After Roemer resigned from Congress to become governor, McCrery ran for his former boss' seat as a Republican.

McCrery emerged from the special election in a runoff with Democratic State Senator Foster L. Campbell, Jr., of Elm Grove in Bossier Parish. A third contender, Shreveport journalist and then public relations representative Stanley R. Tiner, a Democrat, was eliminated in the first round of voting. McCrery became only the sixth Republican to represent Louisiana in the House since the end of Reconstruction. In his bid for a full term in 1988, he handily defeated Adeline McDade Roemer (born 1923), the Democratic mother of his former benefactor Buddy Roemer.
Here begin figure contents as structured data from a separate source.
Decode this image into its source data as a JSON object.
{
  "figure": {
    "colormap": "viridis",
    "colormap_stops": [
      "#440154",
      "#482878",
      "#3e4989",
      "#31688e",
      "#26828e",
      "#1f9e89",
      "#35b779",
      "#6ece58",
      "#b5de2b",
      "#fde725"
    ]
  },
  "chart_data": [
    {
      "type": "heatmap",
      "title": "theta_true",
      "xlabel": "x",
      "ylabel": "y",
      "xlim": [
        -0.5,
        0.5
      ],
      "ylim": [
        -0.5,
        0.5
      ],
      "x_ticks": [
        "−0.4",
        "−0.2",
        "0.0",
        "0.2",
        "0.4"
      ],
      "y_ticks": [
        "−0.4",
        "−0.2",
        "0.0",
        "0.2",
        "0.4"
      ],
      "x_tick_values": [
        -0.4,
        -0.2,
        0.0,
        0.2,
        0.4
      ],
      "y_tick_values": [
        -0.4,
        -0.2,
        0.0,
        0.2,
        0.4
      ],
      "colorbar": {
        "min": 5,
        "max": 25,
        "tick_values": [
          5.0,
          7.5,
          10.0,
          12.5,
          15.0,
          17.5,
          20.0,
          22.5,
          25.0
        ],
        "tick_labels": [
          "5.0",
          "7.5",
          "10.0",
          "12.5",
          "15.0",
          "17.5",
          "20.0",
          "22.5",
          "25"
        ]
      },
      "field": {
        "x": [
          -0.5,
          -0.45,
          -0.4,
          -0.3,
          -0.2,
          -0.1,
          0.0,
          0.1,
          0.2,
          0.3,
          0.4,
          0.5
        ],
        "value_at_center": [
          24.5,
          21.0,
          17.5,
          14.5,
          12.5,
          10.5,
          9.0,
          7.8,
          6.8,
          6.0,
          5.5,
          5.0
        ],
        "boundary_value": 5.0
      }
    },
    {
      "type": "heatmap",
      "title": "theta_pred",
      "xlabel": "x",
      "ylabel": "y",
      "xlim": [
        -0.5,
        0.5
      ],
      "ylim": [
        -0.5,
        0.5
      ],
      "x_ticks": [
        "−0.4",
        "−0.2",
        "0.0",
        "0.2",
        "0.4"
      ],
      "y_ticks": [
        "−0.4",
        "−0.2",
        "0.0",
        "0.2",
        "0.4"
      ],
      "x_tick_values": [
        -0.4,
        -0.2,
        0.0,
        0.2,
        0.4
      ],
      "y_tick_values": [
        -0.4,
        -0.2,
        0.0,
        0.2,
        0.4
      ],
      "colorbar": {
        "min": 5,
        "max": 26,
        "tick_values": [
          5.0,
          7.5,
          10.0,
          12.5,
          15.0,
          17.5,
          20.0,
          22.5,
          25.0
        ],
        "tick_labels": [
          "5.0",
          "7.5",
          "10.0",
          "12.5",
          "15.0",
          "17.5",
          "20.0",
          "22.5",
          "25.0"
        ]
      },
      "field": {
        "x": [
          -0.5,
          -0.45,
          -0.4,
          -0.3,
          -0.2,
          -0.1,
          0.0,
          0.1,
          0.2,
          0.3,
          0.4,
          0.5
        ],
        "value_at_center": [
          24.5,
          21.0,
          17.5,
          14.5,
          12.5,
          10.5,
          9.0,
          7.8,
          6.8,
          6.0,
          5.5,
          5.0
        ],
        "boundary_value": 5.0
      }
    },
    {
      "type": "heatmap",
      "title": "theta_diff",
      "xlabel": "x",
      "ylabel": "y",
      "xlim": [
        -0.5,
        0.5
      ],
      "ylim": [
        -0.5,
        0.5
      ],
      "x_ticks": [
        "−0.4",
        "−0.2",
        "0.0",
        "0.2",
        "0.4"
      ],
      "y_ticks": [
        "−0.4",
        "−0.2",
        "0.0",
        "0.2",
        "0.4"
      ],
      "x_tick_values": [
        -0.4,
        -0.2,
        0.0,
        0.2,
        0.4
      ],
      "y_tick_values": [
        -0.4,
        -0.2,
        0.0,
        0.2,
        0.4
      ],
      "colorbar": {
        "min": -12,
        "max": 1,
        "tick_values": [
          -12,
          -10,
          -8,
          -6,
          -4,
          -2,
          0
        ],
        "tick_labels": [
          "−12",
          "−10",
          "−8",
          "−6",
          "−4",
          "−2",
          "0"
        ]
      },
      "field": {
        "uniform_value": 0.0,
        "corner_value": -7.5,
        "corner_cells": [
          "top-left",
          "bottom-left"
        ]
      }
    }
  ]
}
In 1992, Louisiana lost a district as a result of sluggish population growth during the 1980s. Also, the state was ordered to draw a second black-majority district by the Justice Department. The legislature responded by shifting most of Shreveport and Bossier City's black voters into a new 4th District. Most of McCrery's former territory was merged with the 5th District, represented by 16-year incumbent Democrat Jerry Huckaby. On paper, McCrery was in serious danger, since Huckaby retained nearly all of his former territory. However, the old 4th was considerably more urbanized than the old 5th due to the presence of Shreveport, and 60 percent of the new 5th's voters had been represented by McCrery. Also, the new 5th was only 5 percent African American (compared with a 30 percent black population in the old 5th). McCrery was thus such a heavy favorite that national Democratic leaders wrote off the seat as a loss and urged Huckaby to retire. Huckaby chose to stay in the race and was heavily defeated, carrying only one parish in the district. McCrery thus became the first Louisiana Republican to unseat a Democratic incumbent at the federal level.

McCrery was reelected seven more times with no substantive opposition, and was completely unopposed in 1996, 1998 and 2004. His district was renumbered as the 4th again in 1997, after the U.S. Supreme Court ruled the majority-black, Shreveport-to-Baton Rouge 4th was an unconstitutional racial gerrymander.

In the mid-term election of 2006, McCrery defeated Democratic challengers Patti Cox and Artis Cash and Republican Chester T. "Catfish" Kelley, a Shreveport businessman who advertises his catfish restaurant on the Rush Limbaugh radio program and who has been interviewed on the statewide Moon Griffon radio talk show.

From 2007–2009, McCrery was the ranking Republican on the House Ways and Means Committee.